What does all this mean?
For most people, the way they bank is changing a lot more quickly than the places at which they do so, and the technological advances of the last few years are mostly making it so that financial institutions – both large and small – can grease the skids on the average transaction time, the report said. That is to say, more is being done to smooth the transition from online or mobile banking to the in-person experience, so that people are spending less time in line and talking to tellers, pushing through a larger number of satisfied customers each day despite the potentially shrinking number of branches in their areas.

This may be especially important as the trend of reduced branches continues in the future, the report said. In another five or 10 years, it seems quite likely that the drop-offs in branch locations will have only picked up steam as more options become available via other technologies.
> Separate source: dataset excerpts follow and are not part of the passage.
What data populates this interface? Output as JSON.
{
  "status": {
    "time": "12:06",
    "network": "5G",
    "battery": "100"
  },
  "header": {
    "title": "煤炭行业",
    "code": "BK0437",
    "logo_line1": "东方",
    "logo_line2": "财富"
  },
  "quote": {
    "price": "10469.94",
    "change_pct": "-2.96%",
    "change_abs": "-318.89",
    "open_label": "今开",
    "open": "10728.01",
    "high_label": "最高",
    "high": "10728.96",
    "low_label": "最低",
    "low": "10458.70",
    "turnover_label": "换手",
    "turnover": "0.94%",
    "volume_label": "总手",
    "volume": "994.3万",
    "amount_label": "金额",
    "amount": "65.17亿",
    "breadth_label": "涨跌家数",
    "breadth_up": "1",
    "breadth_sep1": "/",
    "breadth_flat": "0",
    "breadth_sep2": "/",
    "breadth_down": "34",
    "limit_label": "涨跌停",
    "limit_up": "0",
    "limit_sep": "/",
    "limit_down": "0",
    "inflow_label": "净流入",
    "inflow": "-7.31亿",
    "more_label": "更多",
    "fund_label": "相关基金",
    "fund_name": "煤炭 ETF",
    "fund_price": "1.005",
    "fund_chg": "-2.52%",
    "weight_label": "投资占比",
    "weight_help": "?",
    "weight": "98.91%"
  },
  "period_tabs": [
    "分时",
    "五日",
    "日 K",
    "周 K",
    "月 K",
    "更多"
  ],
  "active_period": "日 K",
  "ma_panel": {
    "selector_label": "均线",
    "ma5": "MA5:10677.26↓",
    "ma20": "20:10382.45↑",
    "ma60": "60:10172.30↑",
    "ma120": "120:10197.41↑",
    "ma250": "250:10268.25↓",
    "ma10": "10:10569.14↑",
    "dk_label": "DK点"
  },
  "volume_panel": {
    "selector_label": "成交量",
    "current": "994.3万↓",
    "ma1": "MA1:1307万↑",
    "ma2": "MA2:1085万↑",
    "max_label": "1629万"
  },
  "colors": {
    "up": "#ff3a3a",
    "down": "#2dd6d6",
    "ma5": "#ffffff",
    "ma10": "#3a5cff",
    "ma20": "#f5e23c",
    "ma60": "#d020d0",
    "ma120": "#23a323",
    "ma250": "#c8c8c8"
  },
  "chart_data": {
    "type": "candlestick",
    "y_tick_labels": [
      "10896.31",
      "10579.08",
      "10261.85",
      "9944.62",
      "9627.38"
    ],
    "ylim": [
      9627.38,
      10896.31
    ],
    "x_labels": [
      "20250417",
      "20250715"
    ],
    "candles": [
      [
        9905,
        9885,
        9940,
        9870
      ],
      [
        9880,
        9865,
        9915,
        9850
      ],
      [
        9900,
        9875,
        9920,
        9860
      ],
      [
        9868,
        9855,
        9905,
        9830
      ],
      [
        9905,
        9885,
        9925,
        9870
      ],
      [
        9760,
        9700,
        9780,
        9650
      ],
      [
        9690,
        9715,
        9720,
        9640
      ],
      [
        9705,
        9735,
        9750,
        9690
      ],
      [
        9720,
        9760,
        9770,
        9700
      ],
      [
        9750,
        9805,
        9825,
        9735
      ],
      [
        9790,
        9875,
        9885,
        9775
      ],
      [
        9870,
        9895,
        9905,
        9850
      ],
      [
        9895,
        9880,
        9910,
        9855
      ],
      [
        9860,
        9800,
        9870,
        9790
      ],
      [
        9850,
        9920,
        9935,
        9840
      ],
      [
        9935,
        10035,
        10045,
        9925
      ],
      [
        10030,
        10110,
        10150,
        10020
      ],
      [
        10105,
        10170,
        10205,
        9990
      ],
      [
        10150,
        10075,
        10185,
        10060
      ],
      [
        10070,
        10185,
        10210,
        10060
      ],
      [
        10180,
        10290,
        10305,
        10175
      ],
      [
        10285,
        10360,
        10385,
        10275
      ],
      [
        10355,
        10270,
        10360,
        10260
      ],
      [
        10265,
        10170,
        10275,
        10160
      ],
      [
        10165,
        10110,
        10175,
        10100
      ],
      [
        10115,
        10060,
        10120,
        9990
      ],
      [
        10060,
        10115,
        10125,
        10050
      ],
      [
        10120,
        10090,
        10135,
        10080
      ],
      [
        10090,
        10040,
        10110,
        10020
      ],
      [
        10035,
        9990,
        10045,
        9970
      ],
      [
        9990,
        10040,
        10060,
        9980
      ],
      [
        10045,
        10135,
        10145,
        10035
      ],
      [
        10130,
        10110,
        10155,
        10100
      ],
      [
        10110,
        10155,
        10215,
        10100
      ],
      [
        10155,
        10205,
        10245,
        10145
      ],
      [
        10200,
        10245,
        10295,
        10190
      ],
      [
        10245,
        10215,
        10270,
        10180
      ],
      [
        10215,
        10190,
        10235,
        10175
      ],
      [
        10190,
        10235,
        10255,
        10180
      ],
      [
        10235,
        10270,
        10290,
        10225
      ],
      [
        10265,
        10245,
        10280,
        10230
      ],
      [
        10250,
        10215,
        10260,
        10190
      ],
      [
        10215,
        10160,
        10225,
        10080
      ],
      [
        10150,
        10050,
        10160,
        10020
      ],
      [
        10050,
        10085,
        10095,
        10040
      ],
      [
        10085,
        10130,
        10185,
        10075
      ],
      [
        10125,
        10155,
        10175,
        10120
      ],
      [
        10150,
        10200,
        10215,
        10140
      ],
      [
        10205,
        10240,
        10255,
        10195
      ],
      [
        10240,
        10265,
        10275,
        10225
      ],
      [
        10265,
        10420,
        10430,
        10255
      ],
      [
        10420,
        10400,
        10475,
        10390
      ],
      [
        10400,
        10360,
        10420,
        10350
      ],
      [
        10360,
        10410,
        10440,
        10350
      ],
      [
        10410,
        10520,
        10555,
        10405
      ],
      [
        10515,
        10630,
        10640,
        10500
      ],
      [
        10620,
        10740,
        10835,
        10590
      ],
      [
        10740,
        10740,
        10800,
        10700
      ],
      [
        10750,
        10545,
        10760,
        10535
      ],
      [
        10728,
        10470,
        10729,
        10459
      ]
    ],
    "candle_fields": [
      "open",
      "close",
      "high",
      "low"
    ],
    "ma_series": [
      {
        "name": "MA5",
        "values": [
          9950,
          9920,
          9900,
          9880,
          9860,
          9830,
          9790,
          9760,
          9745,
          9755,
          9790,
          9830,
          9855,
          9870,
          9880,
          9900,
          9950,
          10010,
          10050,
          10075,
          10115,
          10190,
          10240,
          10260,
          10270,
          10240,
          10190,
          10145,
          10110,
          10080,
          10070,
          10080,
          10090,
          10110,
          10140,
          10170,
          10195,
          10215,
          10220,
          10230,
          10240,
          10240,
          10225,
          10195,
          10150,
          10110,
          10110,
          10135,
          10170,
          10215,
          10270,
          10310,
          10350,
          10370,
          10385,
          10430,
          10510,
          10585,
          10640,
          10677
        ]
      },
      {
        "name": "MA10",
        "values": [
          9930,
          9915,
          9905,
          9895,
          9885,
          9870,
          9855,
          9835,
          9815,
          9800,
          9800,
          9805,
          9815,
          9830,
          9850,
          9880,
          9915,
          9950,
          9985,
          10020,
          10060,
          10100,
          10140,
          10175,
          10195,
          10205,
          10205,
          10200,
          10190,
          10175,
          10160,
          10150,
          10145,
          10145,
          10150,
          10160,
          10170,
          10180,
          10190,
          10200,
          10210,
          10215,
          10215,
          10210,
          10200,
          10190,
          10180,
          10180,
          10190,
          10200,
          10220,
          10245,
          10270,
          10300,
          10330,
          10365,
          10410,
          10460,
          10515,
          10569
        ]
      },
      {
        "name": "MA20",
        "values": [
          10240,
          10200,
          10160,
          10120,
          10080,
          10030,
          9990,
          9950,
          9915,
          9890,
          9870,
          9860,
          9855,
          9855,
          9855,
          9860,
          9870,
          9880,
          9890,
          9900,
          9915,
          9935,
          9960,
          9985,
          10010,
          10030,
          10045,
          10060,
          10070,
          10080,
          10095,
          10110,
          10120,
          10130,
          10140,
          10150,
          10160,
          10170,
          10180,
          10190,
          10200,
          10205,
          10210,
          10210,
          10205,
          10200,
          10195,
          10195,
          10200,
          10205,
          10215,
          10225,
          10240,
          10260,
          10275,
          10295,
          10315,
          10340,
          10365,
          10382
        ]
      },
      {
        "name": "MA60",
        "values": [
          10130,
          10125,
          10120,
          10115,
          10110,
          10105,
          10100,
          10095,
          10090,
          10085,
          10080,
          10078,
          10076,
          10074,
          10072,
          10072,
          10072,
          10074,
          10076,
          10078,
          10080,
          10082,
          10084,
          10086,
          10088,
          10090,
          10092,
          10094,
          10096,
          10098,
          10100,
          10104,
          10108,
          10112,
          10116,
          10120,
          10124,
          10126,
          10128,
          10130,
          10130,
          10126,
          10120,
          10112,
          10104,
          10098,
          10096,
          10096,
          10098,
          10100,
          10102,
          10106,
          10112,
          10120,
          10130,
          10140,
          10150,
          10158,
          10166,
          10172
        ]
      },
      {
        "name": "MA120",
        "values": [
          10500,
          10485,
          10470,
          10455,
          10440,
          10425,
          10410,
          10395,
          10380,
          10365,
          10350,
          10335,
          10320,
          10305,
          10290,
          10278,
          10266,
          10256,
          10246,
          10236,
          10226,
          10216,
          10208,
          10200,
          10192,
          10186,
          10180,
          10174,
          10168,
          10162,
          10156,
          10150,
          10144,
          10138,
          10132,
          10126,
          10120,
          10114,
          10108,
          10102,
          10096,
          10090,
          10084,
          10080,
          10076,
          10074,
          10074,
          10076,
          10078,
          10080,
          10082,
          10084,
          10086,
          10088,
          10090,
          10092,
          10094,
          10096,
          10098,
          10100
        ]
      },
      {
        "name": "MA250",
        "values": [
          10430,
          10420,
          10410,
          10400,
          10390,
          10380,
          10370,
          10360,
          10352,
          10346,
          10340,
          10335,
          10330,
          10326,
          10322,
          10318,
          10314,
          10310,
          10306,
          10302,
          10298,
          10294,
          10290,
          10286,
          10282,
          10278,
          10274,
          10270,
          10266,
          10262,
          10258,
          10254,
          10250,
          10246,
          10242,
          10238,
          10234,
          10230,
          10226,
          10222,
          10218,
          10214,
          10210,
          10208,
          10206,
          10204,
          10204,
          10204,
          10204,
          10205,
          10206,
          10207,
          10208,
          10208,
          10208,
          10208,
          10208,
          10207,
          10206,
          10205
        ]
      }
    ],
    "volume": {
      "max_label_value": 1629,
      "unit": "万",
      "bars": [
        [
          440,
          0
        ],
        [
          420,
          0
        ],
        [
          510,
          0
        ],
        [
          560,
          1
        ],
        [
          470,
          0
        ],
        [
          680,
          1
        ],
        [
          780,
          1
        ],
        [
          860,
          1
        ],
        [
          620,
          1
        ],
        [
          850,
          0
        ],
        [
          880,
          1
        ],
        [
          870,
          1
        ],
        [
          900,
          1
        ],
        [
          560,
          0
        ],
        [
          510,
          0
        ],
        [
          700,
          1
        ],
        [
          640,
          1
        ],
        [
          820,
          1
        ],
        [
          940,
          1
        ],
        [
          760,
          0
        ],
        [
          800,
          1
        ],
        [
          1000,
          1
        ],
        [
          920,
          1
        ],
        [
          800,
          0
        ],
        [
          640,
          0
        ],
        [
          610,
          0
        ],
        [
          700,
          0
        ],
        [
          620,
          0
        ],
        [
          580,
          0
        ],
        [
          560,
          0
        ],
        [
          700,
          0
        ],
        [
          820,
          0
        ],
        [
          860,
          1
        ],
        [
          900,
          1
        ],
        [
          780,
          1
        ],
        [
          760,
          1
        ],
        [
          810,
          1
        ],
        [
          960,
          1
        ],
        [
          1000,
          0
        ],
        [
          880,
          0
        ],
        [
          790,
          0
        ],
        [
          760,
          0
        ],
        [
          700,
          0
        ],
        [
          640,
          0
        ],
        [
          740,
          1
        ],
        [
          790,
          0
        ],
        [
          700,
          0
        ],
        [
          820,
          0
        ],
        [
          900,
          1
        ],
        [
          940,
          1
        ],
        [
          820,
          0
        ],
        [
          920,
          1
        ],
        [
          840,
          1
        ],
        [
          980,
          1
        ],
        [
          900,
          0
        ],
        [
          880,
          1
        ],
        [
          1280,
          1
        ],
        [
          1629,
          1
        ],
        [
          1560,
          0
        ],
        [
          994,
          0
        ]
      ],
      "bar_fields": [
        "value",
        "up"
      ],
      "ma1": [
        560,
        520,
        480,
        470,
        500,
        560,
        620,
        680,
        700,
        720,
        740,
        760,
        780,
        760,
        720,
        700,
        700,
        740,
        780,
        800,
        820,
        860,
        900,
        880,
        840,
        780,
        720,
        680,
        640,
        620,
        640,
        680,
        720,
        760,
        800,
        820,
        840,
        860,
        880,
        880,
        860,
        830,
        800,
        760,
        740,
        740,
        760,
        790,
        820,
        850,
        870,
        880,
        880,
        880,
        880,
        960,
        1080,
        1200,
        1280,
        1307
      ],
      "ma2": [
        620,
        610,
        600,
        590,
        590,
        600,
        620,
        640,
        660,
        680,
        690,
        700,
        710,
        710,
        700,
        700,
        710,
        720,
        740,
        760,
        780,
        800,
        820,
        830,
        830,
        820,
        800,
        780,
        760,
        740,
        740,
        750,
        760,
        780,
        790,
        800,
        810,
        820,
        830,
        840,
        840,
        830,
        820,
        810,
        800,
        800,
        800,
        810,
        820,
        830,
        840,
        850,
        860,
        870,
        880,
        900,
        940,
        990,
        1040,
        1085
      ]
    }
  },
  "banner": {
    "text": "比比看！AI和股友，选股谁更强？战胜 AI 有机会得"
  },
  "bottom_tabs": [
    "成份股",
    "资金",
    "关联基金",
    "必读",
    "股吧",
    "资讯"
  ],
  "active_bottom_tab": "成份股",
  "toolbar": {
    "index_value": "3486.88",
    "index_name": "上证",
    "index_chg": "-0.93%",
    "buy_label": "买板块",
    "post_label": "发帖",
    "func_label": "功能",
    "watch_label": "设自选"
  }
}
However, by then the vast majority of people who currently prefer to bank in person – rather than doing so online or via a mobile device – is likely to have either dropped off simply because they’ve adopted the new technology, or have been further marginalized by a new generation of bank customers. In either event, while there will be no replacing some in-person banking needs, much will likely have been done to improve the transition from new technology into the branch experience.

Recognizing what’s next
Again, this is obviously part of an overarching trend, but it’s something that financial institutions are going to need to carefully consider in the very near future. This may be accomplished through a simple examination of how banking habits have evolved among a certain financial institutions customers in particular, and potentially by breaking down this data on a demographic basis. For instance, if they find that they’re getting more customers who prefer mobile banking but still understand the value of in-person options, it might be worth considering what they prefer about these evolving choices and what can be done to better accommodate those wants even while maintaining most of the features that other consumers want from their branch experience.

While there’s no one way to make every bank customer group perfectly happy at once, the more that can be done to incorporate emerging banking technologies into current offerings so that things are as convenient as possible for all involved, the better off both customers and financial institutions will be as time goes on. The fact of the matter is that the ways in which mobile banking technologies will evolve are likely to be more complex and diffuse than those for online banking more than a decade ago, and institutions that can at least experiment with the various options that will become available in the near future.

While there may be a lot of “doom and gloom” predictions about the future of bank branches, the likelihood that they go away en masse at any point in the even somewhat near future remains remote. As such, branches need to be ready, willing, and able to adapt to the evolving marketplace overall.